The African proverb says, “women hold up half the sky.” Mark 5 shows us how Jesus relates to the 50% of humanity who keep the sky in place. Like the ends of a sandwich is the story of Jesus raising a young girl from the dead, while the filling of the sandwich is Jesus’ care for the woman with a haemorrhage. Is it a coincidence that the woman became ill the year the child was born? A lot can happen in 12 years – things that the woman was excluded from because of her haemorrhage.


Various ‘women’s issues’ are not talked about in polite company. It’s fine to talk about our gym sessions, our broken limbs, or failing hearing and eyesight. But gynaecological concerns are discussed in the privacy of the doctor’s rooms – if you are in the minority who can afford a gynaecologist. Whether it’s endocrinal or medical or related to menstrual anxiety or pain, women are expected to grin and bear it and suffer in silence. This is a grave injustice to them. Some societies inflict even worse injustices on their women and adolescent girls by conducting genital mutilation so that sex and childbirth are accompanied by indescribable pain. By law, no culture or religion may inflict this on girls and women. Although it is forbidden in South Africa, it does occur. Already in the 1980s, the Jesuit Refugee Services had a project against FGM.


As a man of his times, Jesus would have been shocked that the haemorrhaging woman broke the taboo – of which she was well aware – by touching his cloak. But Jesus did not just ignore her or pretend that this breach of etiquette has not happened. He made it clear that God is not indifferent to the suffering of this daughter. “Your faith has restored you to health; go in peace and be free of your complaint.” Jesus showed us the way. How wonderful it would be if the people of our times took such care of our mothers, sisters, aunts and cousins who might be suffering from “women’s issues.”


At least now, the issue of ‘period poverty’ is in the national consciousness. Girls should not miss a full week of schooling at a particular time of the month. As a society, are we becoming more sensitive to the 50% of our society who “hold up half of the sky?” Do we make an occasional donation of sanitary products at the supermarket check-out?


Also, with regard to child mortality, Jesus has shown us the way. Apart from his friend Lazarus, he raised two children from the dead: the girl in the Mark 5 sandwich and the son of the widow of Nain in Luke 7. It is not right that parents should be mourning over their deceased children. The Gospels don’t tell us whether these children are Jewish or not. However, we can generalise to say that Jesus cares about all children and has compassion for all families who have lost a child. His care and compassion should be an example for us all.


The 2022 United Nations Convention on the Rights of a Child made it clear what children need for their flourishing. Whether they are Palestinian, Israeli, Sudanese, Mozambican, Congolese, Burmese, South African or Ukranian, no child should die in their parents’ wars or because of failing health systems, incompetence and corruption.

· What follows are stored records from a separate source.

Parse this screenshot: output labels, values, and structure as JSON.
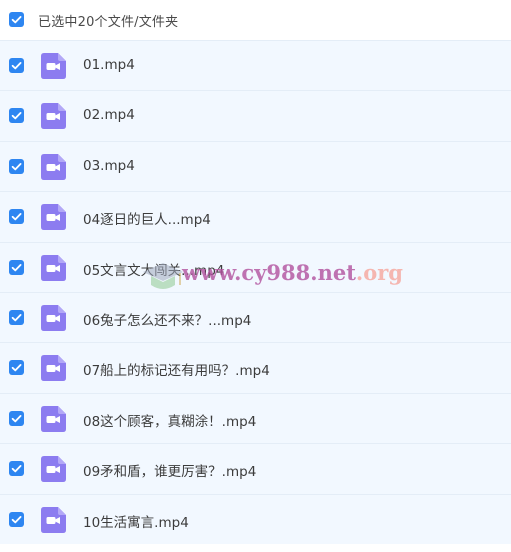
{
  "selection": {
    "label": "已选中20个文件/文件夹",
    "checked": true
  },
  "files": [
    {
      "name": "01.mp4",
      "checked": true,
      "icon": "video-file-icon"
    },
    {
      "name": "02.mp4",
      "checked": true,
      "icon": "video-file-icon"
    },
    {
      "name": "03.mp4",
      "checked": true,
      "icon": "video-file-icon"
    },
    {
      "name": "04逐日的巨人...mp4",
      "checked": true,
      "icon": "video-file-icon"
    },
    {
      "name": "05文言文大闯关...mp4",
      "checked": true,
      "icon": "video-file-icon"
    },
    {
      "name": "06兔子怎么还不来？...mp4",
      "checked": true,
      "icon": "video-file-icon"
    },
    {
      "name": "07船上的标记还有用吗？.mp4",
      "checked": true,
      "icon": "video-file-icon"
    },
    {
      "name": "08这个顾客，真糊涂！.mp4",
      "checked": true,
      "icon": "video-file-icon"
    },
    {
      "name": "09矛和盾，谁更厉害？.mp4",
      "checked": true,
      "icon": "video-file-icon"
    },
    {
      "name": "10生活寓言.mp4",
      "checked": true,
      "icon": "video-file-icon"
    }
  ],
  "watermark": {
    "main": "www.cy988.net",
    "tld": ".org"
  },
  "colors": {
    "checkbox": "#2e86f1",
    "row_background": "#f2f8ff",
    "row_border": "#e4edf7",
    "file_icon": "#8c7cf0"
  }
}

In the Israeli decimation of Gaza, the conflicts over minerals in Africa, the persecution of religious minorities in Burma and China, conflicts that have remained unresolved for decades, when the elephants battle, the grass gets crushed. Children’s rights are ignored and trampled. Ignoring the plight of children is an indictment against us. What does this say about us as a human family? What is it saying about followers of Jesus who said, “Let the little children come to me?”